Baglos turned a page, examining it closely. “If you command me so, my lord prince, I could translate the entire work.”
D'Natheil looked at me. “Is that what you want?”
“The critical part is the map.” Trying not to let anxiety make me heavy-handed, I thumbed through the fragile pages until I found the one where the Writer had sketched the elusive puzzle. D'Natheil returned to the makeshift table and crouched down beside Baglos. As the two of them examined the page, I studied their faces, eager to see the first sign of understanding. It did not come. First one and then the other shook his head.
“These symbols have no meaning for me,” said D'Natheil.
“Nor for me,” said Baglos, scratching his beard.
D'Natheil wandered back to the window. “
Detan detu
Dulcé,” he said. “Translate the symbols in the diagram.”
“Detan eto, Giré D'Arnath.”
Baglos ducked his head in D'Natheil's direction and proceeded to study the crude drawing further.

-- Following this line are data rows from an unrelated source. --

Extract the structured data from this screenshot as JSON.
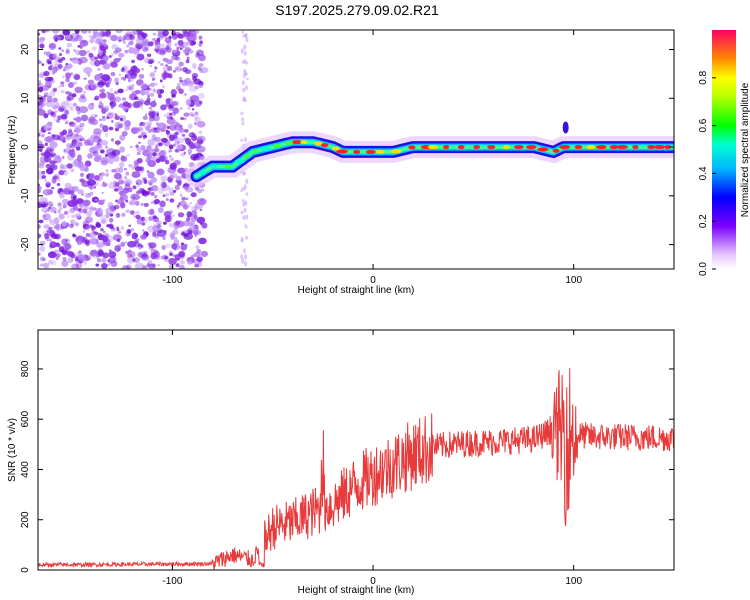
{
  "title": "S197.2025.279.09.02.R21",
  "colors": {
    "snr_line": "#e83a3a",
    "spectrum_dots": "#8a2be2",
    "axis": "#000000"
  },
  "chart_data": [
    {
      "type": "heatmap",
      "name": "frequency-spectrogram",
      "xlabel": "Height of straight line (km)",
      "ylabel": "Frequency (Hz)",
      "xlim": [
        -167,
        150
      ],
      "ylim": [
        -25,
        24
      ],
      "xticks": [
        -100,
        0,
        100
      ],
      "yticks": [
        -20,
        -10,
        0,
        10,
        20
      ],
      "colorbar": {
        "label": "Normalized spectral amplitude",
        "range": [
          0,
          1
        ],
        "ticks": [
          "0.0",
          "0.2",
          "0.4",
          "0.6",
          "0.8"
        ]
      },
      "ridge": {
        "x": [
          -88,
          -80,
          -70,
          -60,
          -50,
          -40,
          -30,
          -20,
          -15,
          -10,
          0,
          10,
          20,
          40,
          60,
          80,
          90,
          95,
          100,
          120,
          150
        ],
        "y": [
          -6,
          -4,
          -4,
          -1,
          0,
          1,
          1,
          0,
          -1,
          -1,
          -1,
          -1,
          0,
          0,
          0,
          0,
          -1,
          0,
          0,
          0,
          0
        ]
      }
    },
    {
      "type": "line",
      "name": "snr-profile",
      "xlabel": "Height of straight line (km)",
      "ylabel": "SNR (10 * v/v)",
      "xlim": [
        -167,
        150
      ],
      "ylim": [
        0,
        955
      ],
      "xticks": [
        -100,
        0,
        100
      ],
      "yticks": [
        0,
        200,
        400,
        600,
        800
      ],
      "envelope": {
        "x": [
          -167,
          -80,
          -70,
          -60,
          -50,
          -40,
          -30,
          -20,
          -10,
          0,
          10,
          20,
          30,
          40,
          60,
          80,
          90,
          100,
          110,
          120,
          150
        ],
        "y": [
          20,
          25,
          60,
          40,
          170,
          190,
          230,
          260,
          330,
          380,
          420,
          460,
          490,
          500,
          510,
          520,
          560,
          540,
          530,
          530,
          525
        ]
      }
    }
  ]
}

As the sky over Montevial blazed orange, then cooled into evening blue, the clamor from the street quieted, and the odors of supper—frying fish, boiling cabbage, baking bread—hung on the air. D'Natheil sat with his back against the wall, his arms resting on his drawn-up knees as he stared through the irregular hole left by the broken shutter. I fidgeted. The Dulcé pored over the page, turning it this way and that, covering parts of it with his hand, scratching symbols and lines on the splintered crate with a rusted nail, until I thought that the only activity left for him was to stand on his head. Then he began to leaf through the journal, reading, it appeared, but at a pace ten times the ordinary. But at the last he carefully closed the journal, placed it in my hands, and bent his head to D'Natheil. “It is not in me, my lord.”
“What conclusion do you draw from it?” The Prince spoke from his corner.

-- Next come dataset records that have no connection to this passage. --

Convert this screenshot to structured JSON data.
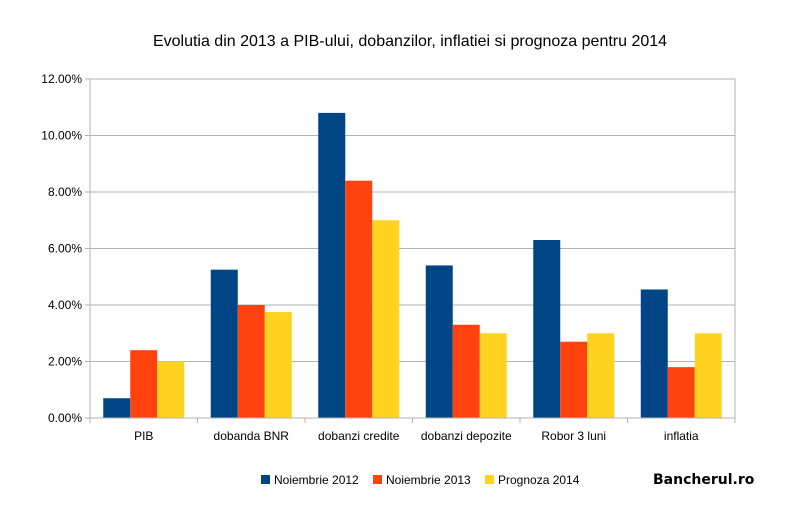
{
  "chart_data": {
    "type": "bar",
    "title": "Evolutia din 2013 a PIB-ului, dobanzilor, inflatiei si prognoza pentru 2014",
    "xlabel": "",
    "ylabel": "",
    "ylim": [
      0,
      12
    ],
    "yticks": [
      "0.00%",
      "2.00%",
      "4.00%",
      "6.00%",
      "8.00%",
      "10.00%",
      "12.00%"
    ],
    "grid": true,
    "legend_position": "bottom",
    "categories": [
      "PIB",
      "dobanda BNR",
      "dobanzi credite",
      "dobanzi depozite",
      "Robor 3 luni",
      "inflatia"
    ],
    "series": [
      {
        "name": "Noiembrie 2012",
        "color": "#004586",
        "values": [
          0.7,
          5.25,
          10.8,
          5.4,
          6.3,
          4.55
        ]
      },
      {
        "name": "Noiembrie 2013",
        "color": "#ff420e",
        "values": [
          2.4,
          4.0,
          8.4,
          3.3,
          2.7,
          1.8
        ]
      },
      {
        "name": "Prognoza 2014",
        "color": "#ffd320",
        "values": [
          2.0,
          3.75,
          7.0,
          3.0,
          3.0,
          3.0
        ]
      }
    ]
  },
  "watermark": "Bancherul.ro"
}
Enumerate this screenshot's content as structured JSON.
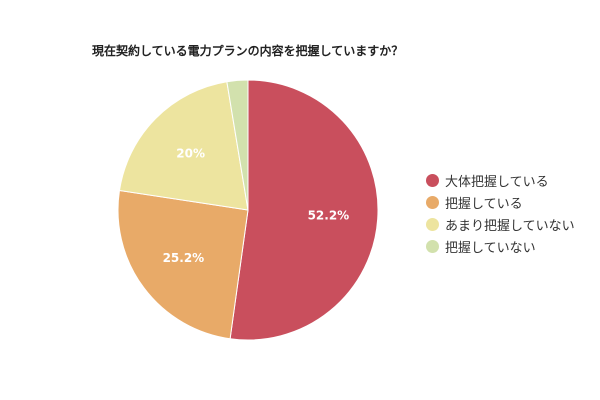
{
  "chart_data": {
    "type": "pie",
    "title": "現在契約している電力プランの内容を把握していますか？",
    "slices": [
      {
        "label": "大体把握している",
        "value": 52.2,
        "value_label": "52.2%",
        "color": "#c94f5d"
      },
      {
        "label": "把握している",
        "value": 25.2,
        "value_label": "25.2%",
        "color": "#e8aa68"
      },
      {
        "label": "あまり把握していない",
        "value": 20,
        "value_label": "20%",
        "color": "#ede49f"
      },
      {
        "label": "把握していない",
        "value": 2.6,
        "value_label": "",
        "color": "#d2e1ad"
      }
    ],
    "legend_position": "right",
    "start_angle": "top",
    "direction": "clockwise"
  }
}
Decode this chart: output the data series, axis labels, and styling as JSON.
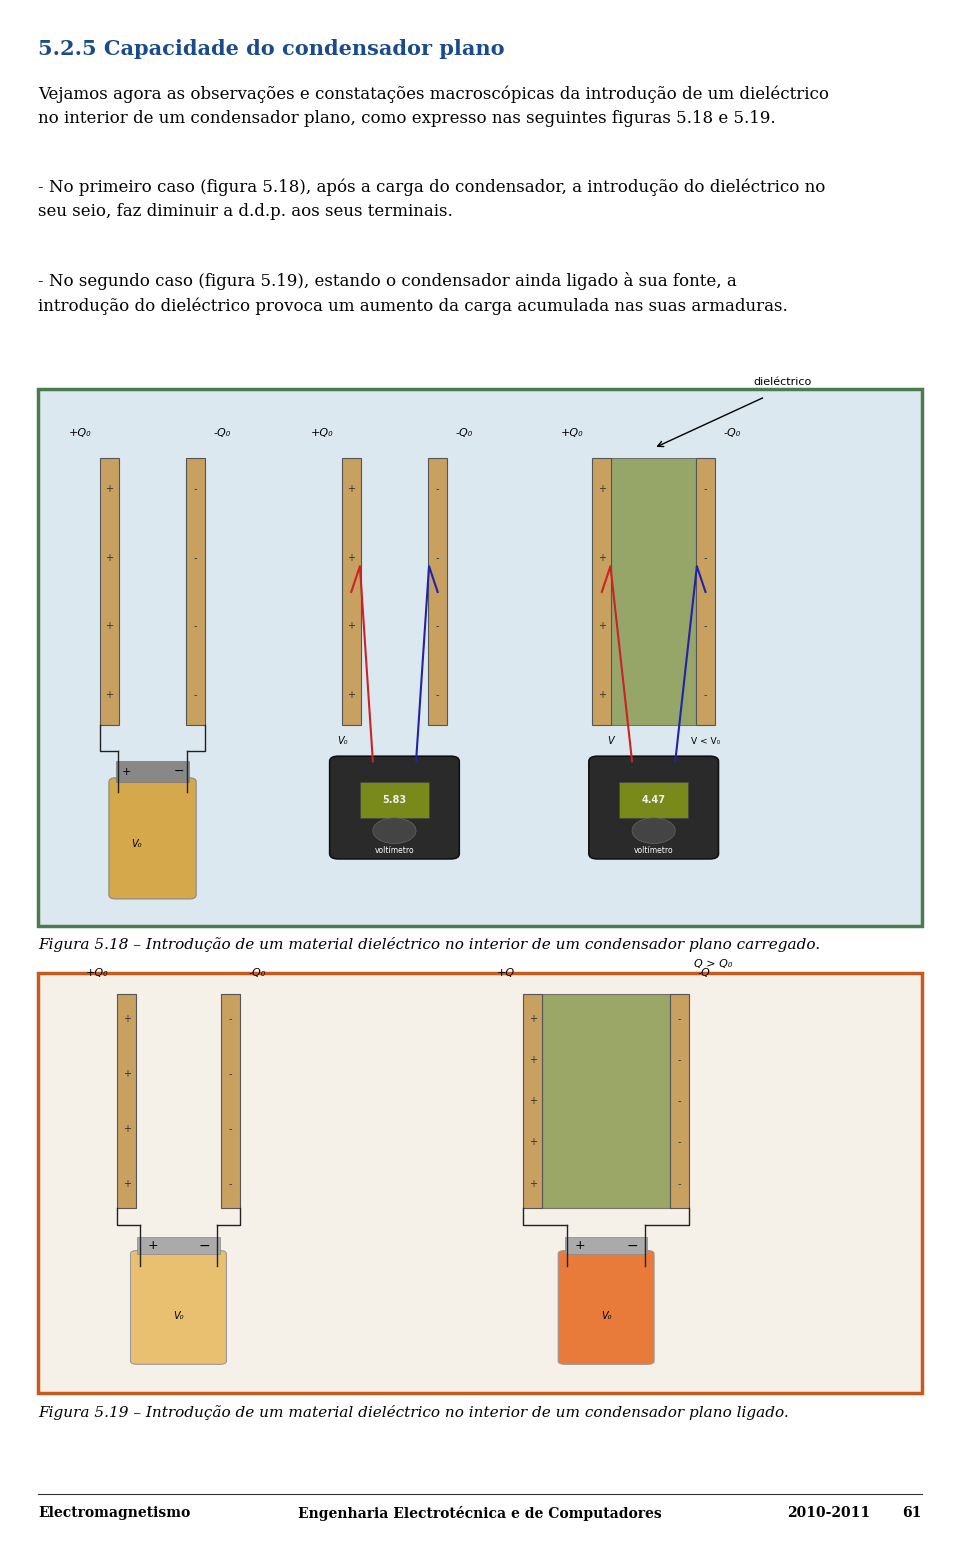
{
  "title": "5.2.5 Capacidade do condensador plano",
  "title_color": "#1a4b8c",
  "title_fontsize": 15,
  "body_text_1": "Vejamos agora as observações e constatações macroscópicas da introdução de um dieléctrico\nno interior de um condensador plano, como expresso nas seguintes figuras 5.18 e 5.19.",
  "body_text_2": "- No primeiro caso (figura 5.18), após a carga do condensador, a introdução do dieléctrico no\nseu seio, faz diminuir a d.d.p. aos seus terminais.",
  "body_text_3": "- No segundo caso (figura 5.19), estando o condensador ainda ligado à sua fonte, a\nintrodução do dieléctrico provoca um aumento da carga acumulada nas suas armaduras.",
  "fig18_caption": "Figura 5.18 – Introdução de um material dieléctrico no interior de um condensador plano carregado.",
  "fig19_caption": "Figura 5.19 – Introdução de um material dieléctrico no interior de um condensador plano ligado.",
  "footer_left": "Electromagnetismo",
  "footer_center": "Engenharia Electrotécnica e de Computadores",
  "footer_right": "2010-2011",
  "footer_page": "61",
  "background_color": "#ffffff",
  "text_color": "#000000",
  "body_fontsize": 12,
  "caption_fontsize": 11,
  "footer_fontsize": 10,
  "fig18_border_color": "#4a7c4e",
  "fig19_border_color": "#c85a1e",
  "fig18_bg": "#dce8f0",
  "fig19_bg": "#f5f0e8",
  "plate_color": "#c8a060",
  "dielectric_color": "#8a9a50",
  "voltmeter_color": "#3a3a3a",
  "lcd_color": "#8a9a2a"
}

“Only this, my lord. It is not a map. Or better to say, it is not a map as we understand maps. The symbols do not match any set of landmarks or roads in the area of the Dorian Wall. There is some other meaning here to which I have not been given the key.”
“Well done, Dulcé.”
Baglos bent his head again.
“What do you mean, it's not a map?” I grumbled, staring at the dilapidated little volume. “The Writer says it on the page just previous. He was upset at how the local J'Ettanni lord had used Av'Kenat to terrorize his subjects, and so he's gotten the map to the stronghold. He didn't trust his memory, so he wrote it down. He wrote everything down.”
“I cannot say what he did with what he learned, my lady,” said Baglos. “But he did not draw a map.”

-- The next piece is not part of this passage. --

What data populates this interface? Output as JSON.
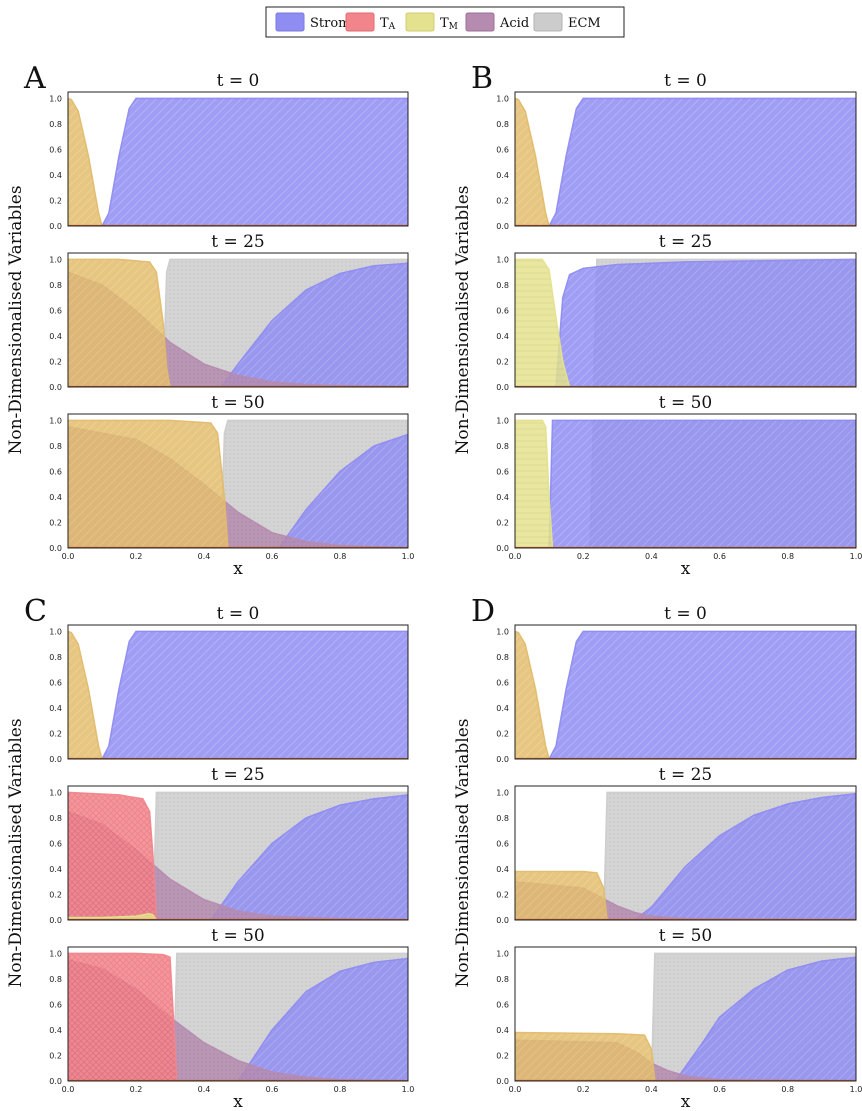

“How can you know? I still don't understand why it is that D'Natheil can command you to read an ancient language and you can do it, but he can command you to translate this . . . diagram . . . and you cannot.” These two and their magics and their moods and their condescending explanations pricked at my patience like woodpeckers at dawn.
D'Natheil stretched his legs out straight and deigned to look at me. “Master Dassine has given me this understanding. A Dulcé can know those things that have been instilled in him by his own study or experience or by transference from other minds. My command as his madrisson enables him to search through himself for anything related to my desire. If he has acquired sufficient knowledge then he can tell me what I wish to know or use what is in him to find it out. He knows enough to state that this is not a map, but he has not the necessary information to know what it might be instead. It is not a fault in him.”
“It would have been helpful if he could have told us this an hour ago.”
“This is the gift of the Dulcé . . . and their burden. To acquire knowledge and dispense it and to obey the commands of his joined madrisson to the very limits of his life—such is the service of a Dulcé who accepts the madris.” He shifted his blue gaze to Baglos, quite serious. “To take a Dulcé as Guide must be a rare privilege, I think.”
Baglos flushed and ducked his head.
I remembered the Dulcé's unceasing questions during our travels and how he had worked his way so voraciously through Ferrante's library. “So it must be that Baglos has encountered nothing in your world or ours that tells him where the Gate can be found or what the symbols in the Writer's journal might mean.”